The Bed-Stuy Provider Network Nutrition Improvement Project: Achieving Social Justice through Community-Based Research and Academic Service-Learning
Barrett Brenton, Department of Sociology and Anthropology, St. John’s College of Liberal Arts and Sciences, Sue Ford, Department of Pharmaceutical Sciences, College of Pharmacy and Health Sciences, Jhack Sepulveda, Albert Einstein College of Medicine, Yael Kowalski, and Canile Jackson
Growing from a cooperative agreement between St. John’s University and St. John’s Bread and Life Soup Kitchen has been our involvement with the Bed-Stuy Provider Network Nutrition Improvement Project. This is an initiative of the Bed-Stuy Provider Network (BPN). Originally a partnership of 17 emergency food providers in the greater Bedford-Stuyvesant community of Central Brooklyn, BPN serves around one million meals a year and coordinates the distribution of emergency food assistance.
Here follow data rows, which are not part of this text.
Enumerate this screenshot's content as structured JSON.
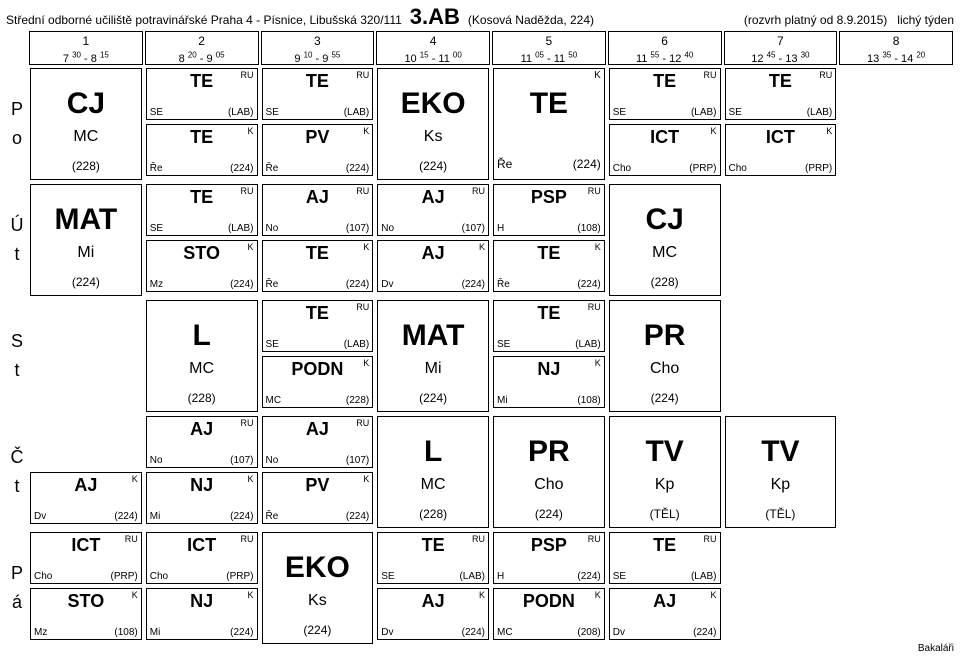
{
  "header": {
    "school": "Střední odborné učiliště potravinářské Praha 4 - Písnice, Libušská 320/111",
    "class": "3.AB",
    "teacher": "(Kosová Naděžda, 224)",
    "valid": "(rozvrh platný od 8.9.2015)",
    "week": "lichý týden"
  },
  "periods": [
    {
      "n": "1",
      "t1": "7",
      "s1": "30",
      "t2": "8",
      "s2": "15"
    },
    {
      "n": "2",
      "t1": "8",
      "s1": "20",
      "t2": "9",
      "s2": "05"
    },
    {
      "n": "3",
      "t1": "9",
      "s1": "10",
      "t2": "9",
      "s2": "55"
    },
    {
      "n": "4",
      "t1": "10",
      "s1": "15",
      "t2": "11",
      "s2": "00"
    },
    {
      "n": "5",
      "t1": "11",
      "s1": "05",
      "t2": "11",
      "s2": "50"
    },
    {
      "n": "6",
      "t1": "11",
      "s1": "55",
      "t2": "12",
      "s2": "40"
    },
    {
      "n": "7",
      "t1": "12",
      "s1": "45",
      "t2": "13",
      "s2": "30"
    },
    {
      "n": "8",
      "t1": "13",
      "s1": "35",
      "t2": "14",
      "s2": "20"
    }
  ],
  "days": [
    {
      "letters": [
        "P",
        "o"
      ]
    },
    {
      "letters": [
        "Ú",
        "t"
      ]
    },
    {
      "letters": [
        "S",
        "t"
      ]
    },
    {
      "letters": [
        "Č",
        "t"
      ]
    },
    {
      "letters": [
        "P",
        "á"
      ]
    }
  ],
  "cells": {
    "po": [
      {
        "type": "single",
        "subj": "CJ",
        "mid": "MC",
        "bot": "(228)"
      },
      {
        "type": "split",
        "top": {
          "tr": "RU",
          "subj": "TE",
          "l": "SE",
          "r": "(LAB)"
        },
        "bottom": {
          "tr": "K",
          "subj": "TE",
          "l": "Ře",
          "r": "(224)"
        }
      },
      {
        "type": "split",
        "top": {
          "tr": "RU",
          "subj": "TE",
          "l": "SE",
          "r": "(LAB)"
        },
        "bottom": {
          "tr": "K",
          "subj": "PV",
          "l": "Ře",
          "r": "(224)"
        }
      },
      {
        "type": "single",
        "subj": "EKO",
        "mid": "Ks",
        "bot": "(224)"
      },
      {
        "type": "split",
        "top": {
          "tr": "K",
          "subj": "TE",
          "l": "",
          "r": ""
        },
        "bottom": {
          "tr": "",
          "subj": "",
          "l": "Ře",
          "r": "(224)",
          "noborder": true
        },
        "merged": true
      },
      {
        "type": "split",
        "top": {
          "tr": "RU",
          "subj": "TE",
          "l": "SE",
          "r": "(LAB)"
        },
        "bottom": {
          "tr": "K",
          "subj": "ICT",
          "l": "Cho",
          "r": "(PRP)"
        }
      },
      {
        "type": "split",
        "top": {
          "tr": "RU",
          "subj": "TE",
          "l": "SE",
          "r": "(LAB)"
        },
        "bottom": {
          "tr": "K",
          "subj": "ICT",
          "l": "Cho",
          "r": "(PRP)"
        }
      },
      {
        "type": "empty"
      }
    ],
    "ut": [
      {
        "type": "single",
        "subj": "MAT",
        "mid": "Mi",
        "bot": "(224)"
      },
      {
        "type": "split",
        "top": {
          "tr": "RU",
          "subj": "TE",
          "l": "SE",
          "r": "(LAB)"
        },
        "bottom": {
          "tr": "K",
          "subj": "STO",
          "l": "Mz",
          "r": "(224)"
        }
      },
      {
        "type": "split",
        "top": {
          "tr": "RU",
          "subj": "AJ",
          "l": "No",
          "r": "(107)"
        },
        "bottom": {
          "tr": "K",
          "subj": "TE",
          "l": "Ře",
          "r": "(224)"
        }
      },
      {
        "type": "split",
        "top": {
          "tr": "RU",
          "subj": "AJ",
          "l": "No",
          "r": "(107)"
        },
        "bottom": {
          "tr": "K",
          "subj": "AJ",
          "l": "Dv",
          "r": "(224)"
        }
      },
      {
        "type": "split",
        "top": {
          "tr": "RU",
          "subj": "PSP",
          "l": "H",
          "r": "(108)"
        },
        "bottom": {
          "tr": "K",
          "subj": "TE",
          "l": "Ře",
          "r": "(224)"
        }
      },
      {
        "type": "single",
        "subj": "CJ",
        "mid": "MC",
        "bot": "(228)"
      },
      {
        "type": "empty"
      },
      {
        "type": "empty"
      }
    ],
    "st": [
      {
        "type": "empty"
      },
      {
        "type": "single",
        "subj": "L",
        "mid": "MC",
        "bot": "(228)"
      },
      {
        "type": "split",
        "top": {
          "tr": "RU",
          "subj": "TE",
          "l": "SE",
          "r": "(LAB)"
        },
        "bottom": {
          "tr": "K",
          "subj": "PODN",
          "l": "MC",
          "r": "(228)"
        }
      },
      {
        "type": "single",
        "subj": "MAT",
        "mid": "Mi",
        "bot": "(224)"
      },
      {
        "type": "split",
        "top": {
          "tr": "RU",
          "subj": "TE",
          "l": "SE",
          "r": "(LAB)"
        },
        "bottom": {
          "tr": "K",
          "subj": "NJ",
          "l": "Mi",
          "r": "(108)"
        }
      },
      {
        "type": "single",
        "subj": "PR",
        "mid": "Cho",
        "bot": "(224)"
      },
      {
        "type": "empty"
      },
      {
        "type": "empty"
      }
    ],
    "ct": [
      {
        "type": "halfbottom",
        "bottom": {
          "tr": "K",
          "subj": "AJ",
          "l": "Dv",
          "r": "(224)"
        }
      },
      {
        "type": "split",
        "top": {
          "tr": "RU",
          "subj": "AJ",
          "l": "No",
          "r": "(107)"
        },
        "bottom": {
          "tr": "K",
          "subj": "NJ",
          "l": "Mi",
          "r": "(224)"
        }
      },
      {
        "type": "split",
        "top": {
          "tr": "RU",
          "subj": "AJ",
          "l": "No",
          "r": "(107)"
        },
        "bottom": {
          "tr": "K",
          "subj": "PV",
          "l": "Ře",
          "r": "(224)"
        }
      },
      {
        "type": "single",
        "subj": "L",
        "mid": "MC",
        "bot": "(228)"
      },
      {
        "type": "single",
        "subj": "PR",
        "mid": "Cho",
        "bot": "(224)"
      },
      {
        "type": "single",
        "subj": "TV",
        "mid": "Kp",
        "bot": "(TĚL)"
      },
      {
        "type": "single",
        "subj": "TV",
        "mid": "Kp",
        "bot": "(TĚL)"
      },
      {
        "type": "empty"
      }
    ],
    "pa": [
      {
        "type": "split",
        "top": {
          "tr": "RU",
          "subj": "ICT",
          "l": "Cho",
          "r": "(PRP)"
        },
        "bottom": {
          "tr": "K",
          "subj": "STO",
          "l": "Mz",
          "r": "(108)"
        }
      },
      {
        "type": "split",
        "top": {
          "tr": "RU",
          "subj": "ICT",
          "l": "Cho",
          "r": "(PRP)"
        },
        "bottom": {
          "tr": "K",
          "subj": "NJ",
          "l": "Mi",
          "r": "(224)"
        }
      },
      {
        "type": "single",
        "subj": "EKO",
        "mid": "Ks",
        "bot": "(224)"
      },
      {
        "type": "split",
        "top": {
          "tr": "RU",
          "subj": "TE",
          "l": "SE",
          "r": "(LAB)"
        },
        "bottom": {
          "tr": "K",
          "subj": "AJ",
          "l": "Dv",
          "r": "(224)"
        }
      },
      {
        "type": "split",
        "top": {
          "tr": "RU",
          "subj": "PSP",
          "l": "H",
          "r": "(224)"
        },
        "bottom": {
          "tr": "K",
          "subj": "PODN",
          "l": "MC",
          "r": "(208)"
        }
      },
      {
        "type": "split",
        "top": {
          "tr": "RU",
          "subj": "TE",
          "l": "SE",
          "r": "(LAB)"
        },
        "bottom": {
          "tr": "K",
          "subj": "AJ",
          "l": "Dv",
          "r": "(224)"
        }
      },
      {
        "type": "empty"
      },
      {
        "type": "empty"
      }
    ]
  },
  "footer": {
    "brand": "Bakaláři"
  }
}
St. John’s University’s involvement with the project is being facilitated through faculty and student participation via community-based research and academic service-learning. A primary goal of this initiative is to support a sustained and integral model of development for ending hunger and dietary-related health issues. In response to these concerns we have been engaged in a project integrating a two-pronged survey to start addressing food insecurity, hunger and chronic disease in this community. One component is a survey of clients seeking out emergency food services through BPN food pantries and/or meals at soup kitchens. This survey includes questions related to dietary intake, household food security, food buying behaviors, and general health status. The other survey is of BPN itself and provides an appraisal of services offered, including a nutritional evaluation of food served and distributed to clients. Preliminary results have reflected a real concern regarding both the availability of and access to more fresh fruits and vegetables through the BPN, as well as the availability, cost, and quality of these foods from surrounding food retailers in the community. Overall we argue that a vital part of any community-based research enterprise is the integration of community stakeholders in to the analysis and decision making process. This transformation is an ongoing process for creating a sustainable and integral model of development through our collaboration with BPN.